Late last week, Martin announced his support for a range of new cable regulations, including a cap on the size of the largest company; forced carriage of certain cable networks through arbitration; and a sharp reduction in the fee companies pay to leased cable channels.
Martin has also disclosed that cable penetration has reached a high enough level to trigger a provision in federal law that allows the FCC “promulgate any additional rules necessary to provide diversity of information sources.”
Some cable attorneys believe that is Martin offering to tighten regulation of cable in a trade to convince Copps, Adelstein or both to vote to relax the newspaper-TV rule, giving both a bipartisan sheen.
Martin’s proposal did not appease Sen. Byron Dorgan (D-N.D.), who has introduced a bill designed to postpone an FCC vote on Dec. 18.
“[Martin] has yet to make the case for why any further media consolidation is necessary. Indeed, he is relying on an assumption that newspapers are doomed and that cross-ownership is necessary to save them. I believe this is not the case,” Dorgan said in a statement.
The Newspaper Association of America, which supports total repeal of the newspaper-TV station rule, said Martin’s plan was “extremely limited and does not go nearly far enough to deal with the issues…”
The newspaper-broadcast rule has a substantial loophole and Martin’s proposal would not close it.

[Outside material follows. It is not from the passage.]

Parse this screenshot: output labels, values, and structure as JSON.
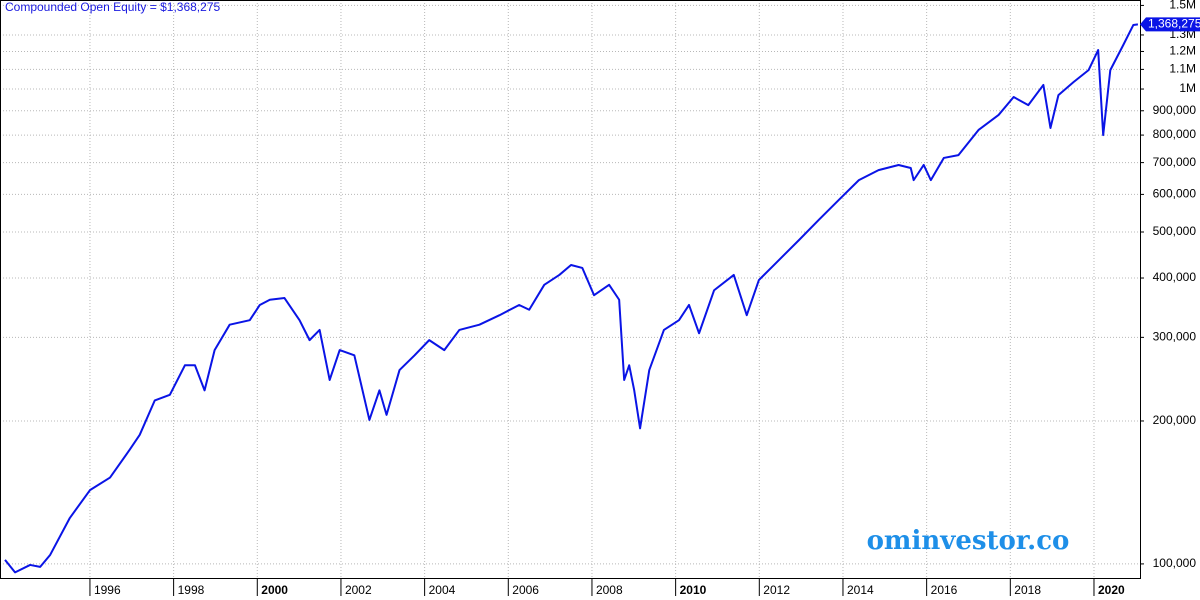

The FCC does not have direct control over the newspaper industry. Thus, a TV station in any market can buy the largest newspaper and hold the property for up to eight years. When the station’s license comes up for renewal, the FCC can force the sale of the newspaper. But during the eight-year holding period, the TV station can use the time to lobby Congress and the FCC for a waiver.
“I would call it a shortcoming,” Schwartzman said.